Originally developed by Canopus — a company whose speciality was codecs not software — it’s no surprise that Edius is great at processing multiple layers of video in real-time, which can be in a wide variety of formats. Edius 5 gives real-time editing performance a boost by tapping the power of your graphics card.
The old Xplode set of effects and transitions has been ditched in favour an extensive set of transitions that have been developed in-house, and some bought-in effects. The transitions do all of the usual tricks from simple dissolves to cheesy 3D explosions, and the performance is excellent — we didn’t see any performance drop using them on our test Dell workstation (which has two quad-core Xeon processors, a triple drive RAID system and an AMD ATI FireGL V7600 graphics card), even with HD footage.
The effects system is less successful. Edius’s own effects tools are limited to transform, opacity and some basic colour correction. Everything else is provided through some bundled collections: the effects collections ProDAD VitaScene, NewBlueFX Motion Effects, Art Effects and Filter Effects, iZotope VST audio plug-ins, and the ProDAD Mercalli stabilisation filter.

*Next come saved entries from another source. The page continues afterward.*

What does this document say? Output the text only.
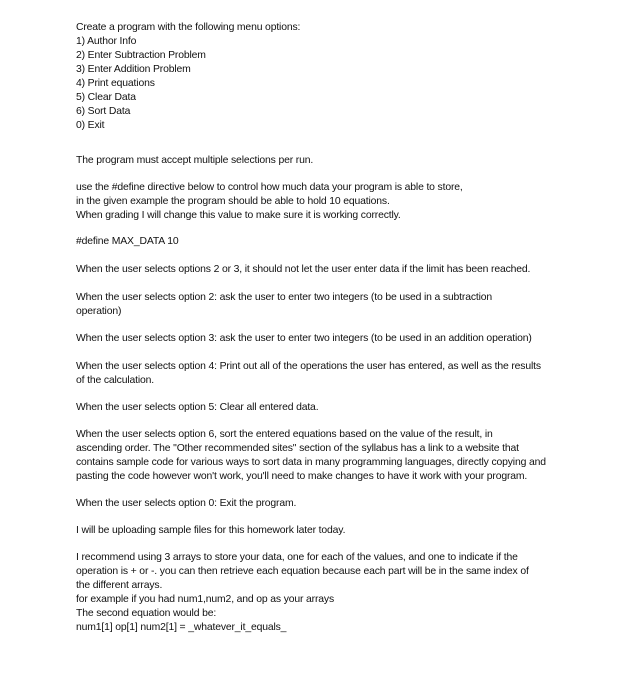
Create a program with the following menu options:

1) Author Info

2) Enter Subtraction Problem

3) Enter Addition Problem

4) Print equations

5) Clear Data

6) Sort Data

0) Exit

The program must accept multiple selections per run.

use the #define directive below to control how much data your program is able to store,

in the given example the program should be able to hold 10 equations.

When grading I will change this value to make sure it is working correctly.

#define MAX_DATA 10

When the user selects options 2 or 3, it should not let the user enter data if the limit has been reached.

When the user selects option 2: ask the user to enter two integers (to be used in a subtraction

operation)

When the user selects option 3: ask the user to enter two integers (to be used in an addition operation)

When the user selects option 4: Print out all of the operations the user has entered, as well as the results

of the calculation.

When the user selects option 5: Clear all entered data.

When the user selects option 6, sort the entered equations based on the value of the result, in

ascending order. The "Other recommended sites" section of the syllabus has a link to a website that

contains sample code for various ways to sort data in many programming languages, directly copying and

pasting the code however won't work, you'll need to make changes to have it work with your program.

When the user selects option 0: Exit the program.

I will be uploading sample files for this homework later today.

I recommend using 3 arrays to store your data, one for each of the values, and one to indicate if the

operation is + or -. you can then retrieve each equation because each part will be in the same index of

the different arrays.

for example if you had num1,num2, and op as your arrays

The second equation would be:

num1[1] op[1] num2[1] = _whatever_it_equals_
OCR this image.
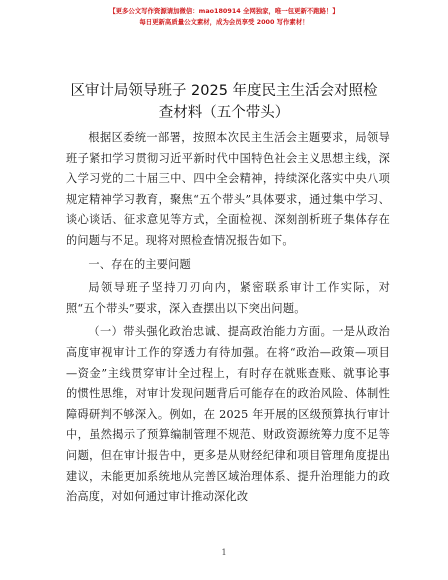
【更多公文写作资源请加微信：mao180914 全网独家，唯一包更新不跑路！】
每日更新高质量公文素材，成为会员享受 2000 写作素材！
区审计局领导班子 2025 年度民主生活会对照检
查材料（五个带头）

根据区委统一部署，按照本次民主生活会主题要求，局领导班子紧扣学习贯彻习近平新时代中国特色社会主义思想主线，深入学习党的二十届三中、四中全会精神，持续深化落实中央八项规定精神学习教育，聚焦“五个带头”具体要求，通过集中学习、谈心谈话、征求意见等方式，全面检视、深刻剖析班子集体存在的问题与不足。现将对照检查情况报告如下。

一、存在的主要问题

局领导班子坚持刀刃向内，紧密联系审计工作实际，对照“五个带头”要求，深入查摆出以下突出问题。

（一）带头强化政治忠诚、提高政治能力方面。一是从政治高度审视审计工作的穿透力有待加强。在将“政治—政策—项目—资金”主线贯穿审计全过程上，有时存在就账查账、就事论事的惯性思维，对审计发现问题背后可能存在的政治风险、体制性障碍研判不够深入。例如，在 2025 年开展的区级预算执行审计中，虽然揭示了预算编制管理不规范、财政资源统筹力度不足等问题，但在审计报告中，更多是从财经纪律和项目管理角度提出建议，未能更加系统地从完善区域治理体系、提升治理能力的政治高度，对如何通过审计推动深化改

1
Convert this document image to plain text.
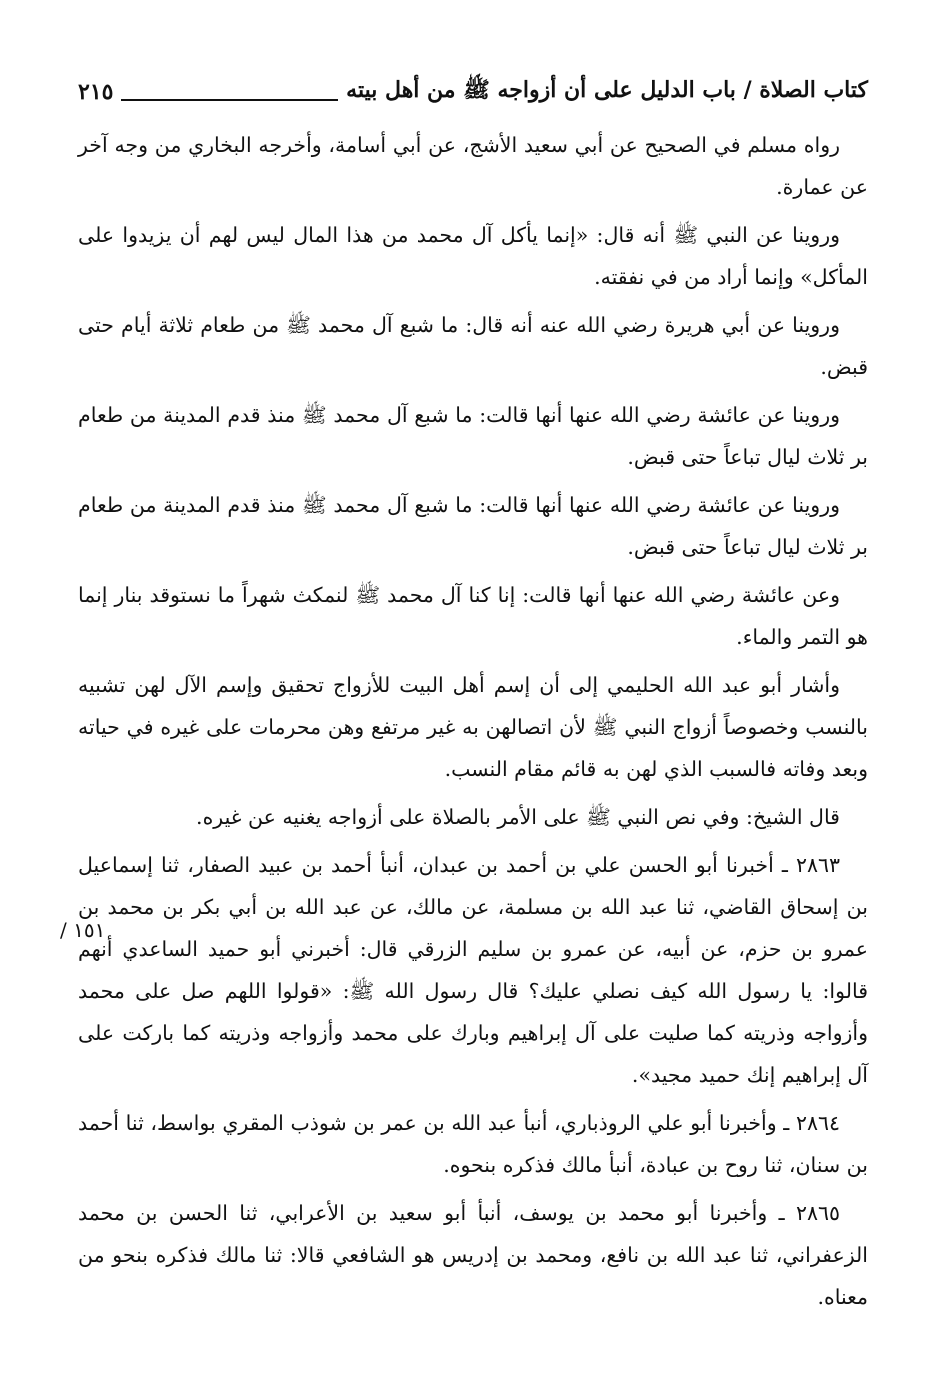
كتاب الصلاة / باب الدليل على أن أزواجه ﷺ من أهل بيته
٢١٥

رواه مسلم في الصحيح عن أبي سعيد الأشج، عن أبي أسامة، وأخرجه البخاري من وجه آخر عن عمارة.

وروينا عن النبي ﷺ أنه قال: «إنما يأكل آل محمد من هذا المال ليس لهم أن يزيدوا على المأكل» وإنما أراد من في نفقته.

وروينا عن أبي هريرة رضي الله عنه أنه قال: ما شبع آل محمد ﷺ من طعام ثلاثة أيام حتى قبض.

وروينا عن عائشة رضي الله عنها أنها قالت: ما شبع آل محمد ﷺ منذ قدم المدينة من طعام بر ثلاث ليال تباعاً حتى قبض.

وروينا عن عائشة رضي الله عنها أنها قالت: ما شبع آل محمد ﷺ منذ قدم المدينة من طعام بر ثلاث ليال تباعاً حتى قبض.

وعن عائشة رضي الله عنها أنها قالت: إنا كنا آل محمد ﷺ لنمكث شهراً ما نستوقد بنار إنما هو التمر والماء.

وأشار أبو عبد الله الحليمي إلى أن إسم أهل البيت للأزواج تحقيق وإسم الآل لهن تشبيه بالنسب وخصوصاً أزواج النبي ﷺ لأن اتصالهن به غير مرتفع وهن محرمات على غيره في حياته وبعد وفاته فالسبب الذي لهن به قائم مقام النسب.

قال الشيخ: وفي نص النبي ﷺ على الأمر بالصلاة على أزواجه يغنيه عن غيره.

٢٨٦٣ ـ أخبرنا أبو الحسن علي بن أحمد بن عبدان، أنبأ أحمد بن عبيد الصفار، ثنا إسماعيل بن إسحاق القاضي، ثنا عبد الله بن مسلمة، عن مالك، عن عبد الله بن أبي بكر بن محمد بن عمرو بن حزم، عن أبيه، عن عمرو بن سليم الزرقي قال: أخبرني أبو حميد الساعدي أنهم قالوا: يا رسول الله كيف نصلي عليك؟ قال رسول الله ﷺ: «قولوا اللهم صل على محمد وأزواجه وذريته كما صليت على آل إبراهيم وبارك على محمد وأزواجه وذريته كما باركت على آل إبراهيم إنك حميد مجيد».

٢٨٦٤ ـ وأخبرنا أبو علي الروذباري، أنبأ عبد الله بن عمر بن شوذب المقري بواسط، ثنا أحمد بن سنان، ثنا روح بن عبادة، أنبأ مالك فذكره بنحوه.

٢٨٦٥ ـ وأخبرنا أبو محمد بن يوسف، أنبأ أبو سعيد بن الأعرابي، ثنا الحسن بن محمد الزعفراني، ثنا عبد الله بن نافع، ومحمد بن إدريس هو الشافعي قالا: ثنا مالك فذكره بنحو من معناه.

١٥١ /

None of these are great collections, and together they’re a bit of a mess, with different interfaces and overlapping lists of effects making them fiddly to use. VitaScene also has one of the worst on-screen interfaces we’ve seen in many years.
Transforms — like all effects and transitions in Edius 5 — are created and manipulated using a pop-up window. This Video Layout Tool can now keyframe pan and zoom effects. The pop-up window system is workable but we prefer Final Cut and Premiere’s intergrated effects panels.
Edius’s interface has improved a lot since its first release, but it still feels cramped on a single screen. Even on two screens, the reliance on pop-out windows seems outdated.
As you’d expect, Edius includes support for a huge range of formats. Previously you had to upgrade to the Broadcast version of Edius to get your hands on formats such as XDCAM and Thomson’s own Infinity JPEG 2000 for its Infinity digital cinema camcorder. Now you get them all out of the box. New in version 5, you also get support for Ikergami’s GFCAM and export of Infinity JPEG 2000, AVC-Intra and AVC-HD. If you deal with a lot of different footage types, Edius could be a godsend, as it happily mixes them all on the same timeline.
Exporting used to be handled through a cut-down version of Thomson’s ProCoder too, but with Edius 5, you get the built-in Encoder. This supports many more formats, adds more options and can batch process your output — but doesn’t run in the background.
Other new features include Windows Vista support, support for clip markers, a freeze-frame function, and better drawing and kerning tools.